Voice Enhancements & Minimax Improvements

Minimax Voice Language Support: Enhance multilingual conversations with MinimaxVoice.languageBoost. Support for 40+ languages including:
- Chinese and Chinese,Yue for Mandarin and Cantonese
- English, Spanish, French, German, Japanese, Korean
- Regional variants and specialized languages like Arabic, Hindi, Thai
- auto mode for automatic language detection
Text Normalization: Improve number reading and formatting with MinimaxVoice.textNormalizationEnabled. When enabled, spoken numbers, dates, and formatted text are properly pronounced for natural-sounding conversations.
Enhanced Voice Caching: Voice responses are now cached by default with MinimaxVoice.cachingEnabled set to true, reducing latency for repeated phrases and improving overall conversation performance.
Fallback Voice Configuration: Ensure conversation continuity with FallbackMinimaxVoice featuring the same language boost and text normalization capabilities as the primary voice configuration.
Speaker Labeling: Track multiple speakers in conversations with BotMessage.speakerLabel, providing stable speaker identification (e.g., “Speaker 1”) for better conversation analysis and diarization.
Voice Region Support: Choose optimal performance regions with Minimax’s worldwide (default) or china regional settings for better latency and compliance with local regulations.

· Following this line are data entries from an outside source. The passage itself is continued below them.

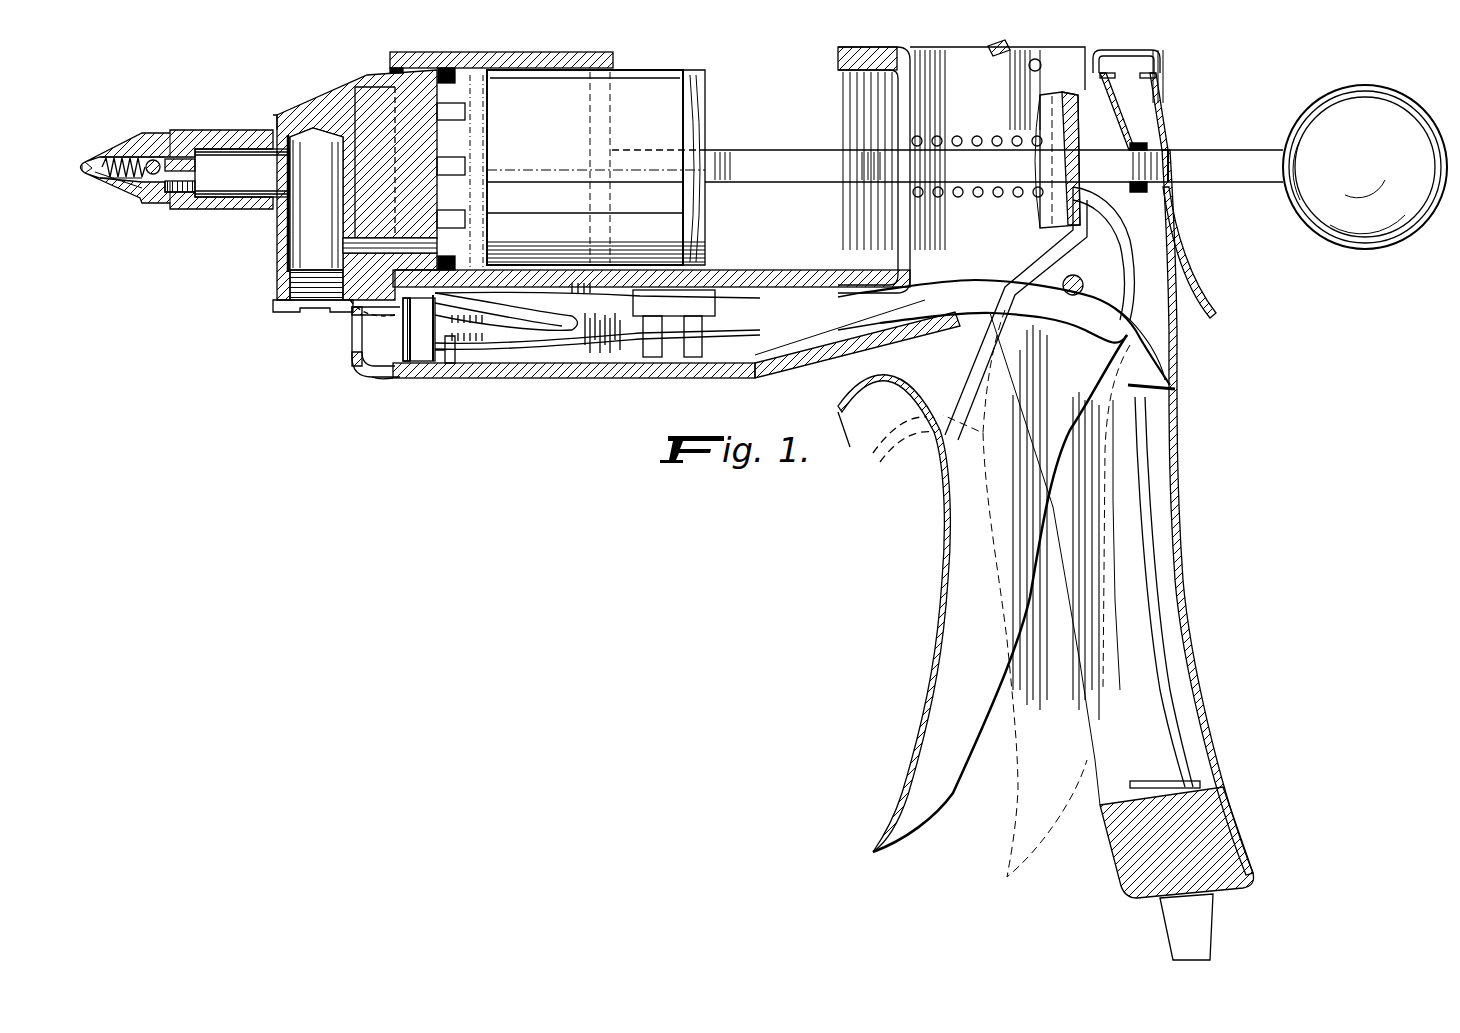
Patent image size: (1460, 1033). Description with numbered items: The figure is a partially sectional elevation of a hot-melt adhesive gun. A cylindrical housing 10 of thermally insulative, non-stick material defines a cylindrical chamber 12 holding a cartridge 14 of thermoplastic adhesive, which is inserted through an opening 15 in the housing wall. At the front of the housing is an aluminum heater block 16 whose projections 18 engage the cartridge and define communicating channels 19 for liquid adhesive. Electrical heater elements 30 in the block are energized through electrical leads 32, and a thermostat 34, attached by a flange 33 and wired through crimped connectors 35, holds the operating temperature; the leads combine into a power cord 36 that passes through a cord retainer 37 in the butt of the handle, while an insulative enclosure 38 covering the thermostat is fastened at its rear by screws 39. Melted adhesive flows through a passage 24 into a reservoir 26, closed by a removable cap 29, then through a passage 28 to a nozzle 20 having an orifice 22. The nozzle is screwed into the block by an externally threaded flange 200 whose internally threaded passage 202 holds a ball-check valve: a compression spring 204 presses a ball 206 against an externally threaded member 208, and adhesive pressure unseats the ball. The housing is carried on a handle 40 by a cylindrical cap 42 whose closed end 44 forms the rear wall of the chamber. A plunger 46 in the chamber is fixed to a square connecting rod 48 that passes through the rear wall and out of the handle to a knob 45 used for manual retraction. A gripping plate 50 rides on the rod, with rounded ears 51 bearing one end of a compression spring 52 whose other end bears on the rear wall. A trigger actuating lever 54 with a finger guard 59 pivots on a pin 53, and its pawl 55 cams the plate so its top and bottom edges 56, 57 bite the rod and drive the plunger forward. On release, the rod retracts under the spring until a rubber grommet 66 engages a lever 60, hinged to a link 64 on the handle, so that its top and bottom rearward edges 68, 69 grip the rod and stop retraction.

The housing 10 is at (760, 283).
The cylindrical chamber 12 is at (524, 228).
The cartridge 14 is at (596, 167).
The opening 15 is at (757, 90).
The heater block 16 is at (345, 122).
The projections 18 is at (455, 227).
The communicating channels 19 is at (448, 170).
The nozzle 20 is at (85, 160).
The orifice 22 is at (84, 182).
The passage 24 is at (345, 247).
The reservoir 26 is at (300, 262).
The passage 28 is at (253, 197).
The removable cap 29 is at (278, 306).
The electrical heater elements 30 is at (343, 160).
The electrical leads 32 is at (360, 311).
The flange 33 is at (372, 362).
The thermostat 34 is at (425, 345).
The crimped connectors 35 is at (450, 345).
The power cord 36 is at (1123, 510).
The cord retainer 37 is at (1207, 825).
The insulative enclosure 38 is at (680, 373).
The screws 39 is at (380, 372).
The handle 40 is at (1177, 340).
The cylindrical cap 42 is at (905, 322).
The closed end 44 is at (918, 237).
The knob 45 is at (1363, 227).
The plunger 46 is at (695, 212).
The connecting rod 48 is at (745, 177).
The gripping plate 50 is at (1140, 117).
The rounded ears 51 is at (1033, 130).
The compression spring 52 is at (957, 137).
The pin 53 is at (1075, 276).
The trigger actuating lever 54 is at (930, 760).
The pawl 55 is at (1083, 220).
The top edge 56 is at (1073, 150).
The bottom edge 57 is at (1078, 187).
The finger guard 59 is at (842, 412).
The lever 60 is at (1190, 280).
The link 64 is at (1163, 63).
The rubber grommet 66 is at (1180, 187).
The top rearward edge 68 is at (1167, 150).
The bottom rearward edge 69 is at (1180, 183).
The externally threaded flange 200 is at (186, 193).
The internally threaded passage 202 is at (205, 168).
The compression spring 204 is at (122, 188).
The ball 206 is at (158, 146).
The externally threaded member 208 is at (182, 150).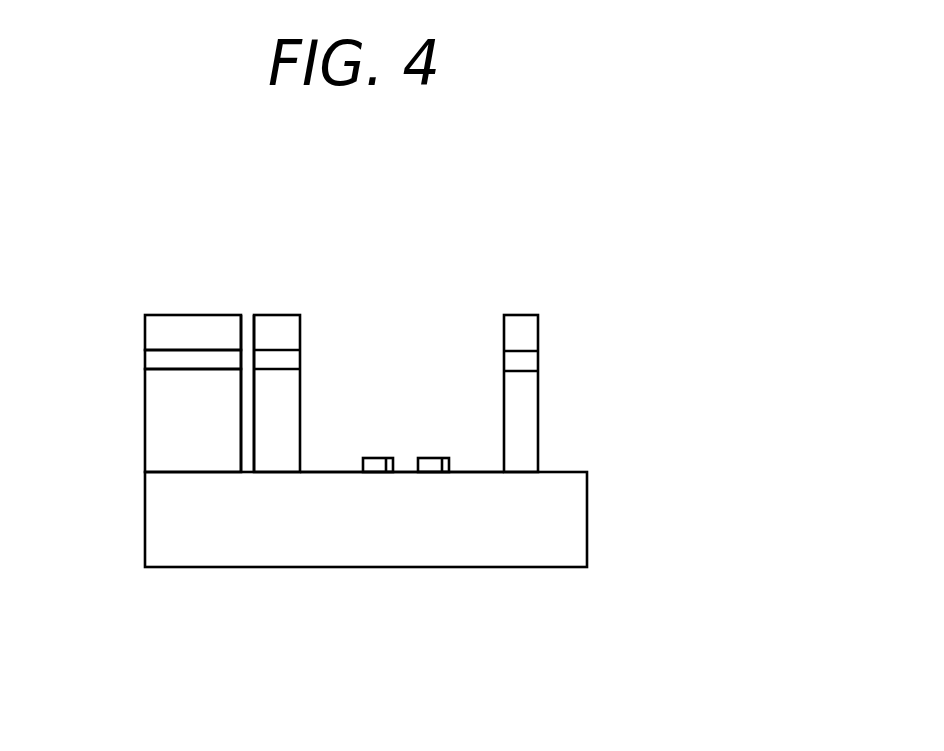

Language boost settings help the text-to-speech model better understand context and pronunciation for specific languages, resulting in more natural and accurate voice synthesis.

Voice Quality Features

Multilingual Support

Support for 40+ languages with automatic detection and language-specific optimizations for natural pronunciation.

Smart Text Processing

Intelligent normalization of numbers, dates, and formatted text for natural-sounding speech synthesis.

Performance Optimization

Voice caching reduces latency for common phrases, while regional settings optimize for local performance.

Conversation Tracking

Speaker labeling and diarization support for multi-participant conversation analysis and management.